JASÃO: (Desferindo-lhe outro soco) Sabem também como é tenebrosa é a tua mente! (Novo soco e Medéia cai inerte sobre a mesa, abrindo o móvel em dois)

MEDÉIA (Rilhando os dentes) Pode vir, desgraçado! Vem, me chuta, acaba comigo! Pode vir, me mata! Me mata! Creonte é o meu amor sim, ele é o meu primeiro e único amor, e eu amarei ele na morte, e sei que ele chorará por mim, porque ele me ama mais do que a sua mulher!

JASÃO (Furioso) Toma!

MEDÉIA: Sim, eu amo ele e te odeio, ele é mais homem do que você, e você é um nada perto dele! Você é um nada, nunca foi nada, nunca vai ser nada! (Esconde o rosto para novo ataque de Jasão. O soco lhe faz abrir os braços e derrubar o rádio da estante da cozinha. A queda faz com que o aparelho ligue em alto volume) Meu amor! Ai! (Cai no chão. Jasão chuta Medéia várias vezes, que apanhava calada)

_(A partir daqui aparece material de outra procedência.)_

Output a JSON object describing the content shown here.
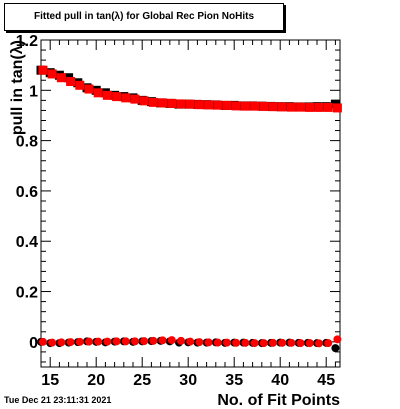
{
  "title": "Fitted pull in tan(λ) for Global Rec Pion NoHits",
  "timestamp": "Tue Dec 21 23:11:31 2021",
  "chart_data": {
    "type": "scatter",
    "title": "Fitted pull in tan(λ) for Global Rec Pion NoHits",
    "xlabel": "No. of Fit Points",
    "ylabel": "pull in tan(λ)",
    "xlim": [
      14,
      46.5
    ],
    "ylim": [
      -0.1,
      1.2
    ],
    "xticks": [
      15,
      20,
      25,
      30,
      35,
      40,
      45
    ],
    "yticks": [
      0,
      0.2,
      0.4,
      0.6,
      0.8,
      1,
      1.2
    ],
    "ytick_labels": [
      "0",
      "0.2",
      "0.4",
      "0.6",
      "0.8",
      "1",
      "1.2"
    ],
    "colors": {
      "series_black": "#000000",
      "series_red": "#ff0000"
    },
    "x": [
      14,
      15,
      16,
      17,
      18,
      19,
      20,
      21,
      22,
      23,
      24,
      25,
      26,
      27,
      28,
      29,
      30,
      31,
      32,
      33,
      34,
      35,
      36,
      37,
      38,
      39,
      40,
      41,
      42,
      43,
      44,
      45,
      46
    ],
    "series": [
      {
        "color": "#000000",
        "marker": "square",
        "values": [
          1.08,
          1.07,
          1.06,
          1.05,
          1.03,
          1.01,
          1.0,
          0.99,
          0.98,
          0.975,
          0.97,
          0.96,
          0.955,
          0.95,
          0.948,
          0.945,
          0.945,
          0.944,
          0.943,
          0.942,
          0.94,
          0.94,
          0.938,
          0.938,
          0.937,
          0.936,
          0.935,
          0.935,
          0.934,
          0.934,
          0.935,
          0.935,
          0.945
        ]
      },
      {
        "color": "#ff0000",
        "marker": "square",
        "values": [
          1.08,
          1.065,
          1.05,
          1.035,
          1.02,
          1.005,
          0.99,
          0.98,
          0.975,
          0.97,
          0.965,
          0.958,
          0.952,
          0.95,
          0.948,
          0.946,
          0.945,
          0.943,
          0.942,
          0.941,
          0.94,
          0.938,
          0.937,
          0.937,
          0.936,
          0.935,
          0.934,
          0.933,
          0.933,
          0.932,
          0.932,
          0.932,
          0.93
        ]
      },
      {
        "color": "#000000",
        "marker": "circle",
        "values": [
          0.0,
          -0.005,
          -0.005,
          -0.003,
          -0.001,
          0.002,
          0.0,
          -0.002,
          0.001,
          0.002,
          0.0,
          0.002,
          0.003,
          0.004,
          0.002,
          -0.003,
          -0.002,
          -0.003,
          -0.003,
          -0.002,
          -0.004,
          -0.003,
          -0.003,
          -0.004,
          -0.005,
          -0.004,
          -0.003,
          -0.003,
          -0.004,
          -0.004,
          -0.005,
          -0.004,
          -0.025
        ]
      },
      {
        "color": "#ff0000",
        "marker": "circle",
        "values": [
          0.0,
          -0.003,
          -0.002,
          -0.001,
          0.0,
          0.001,
          0.001,
          0.001,
          0.002,
          0.002,
          0.002,
          0.003,
          0.004,
          0.006,
          0.007,
          0.004,
          0.001,
          -0.001,
          -0.002,
          -0.003,
          -0.003,
          -0.004,
          -0.004,
          -0.005,
          -0.005,
          -0.004,
          -0.004,
          -0.004,
          -0.005,
          -0.005,
          -0.006,
          -0.005,
          0.01
        ]
      }
    ]
  }
}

JASÃO (Descontrolado, chuta o rosto de Medéia ) Frouxo, é?
MEDÉIA (Num derradeiro suspiro) Creonte! (morre sob repetidos chutes de Jasão)


CORIFEU (Enquanto o coro se retira) Dos píncaros do Olimpo Zeus dirige
O curso dos eventos incontáveis. E muitas vezes os deuses nos deixam atônitos
Em seus desígnios. Entretanto, se concretiza a expectativa e vemos afinal, o esperado).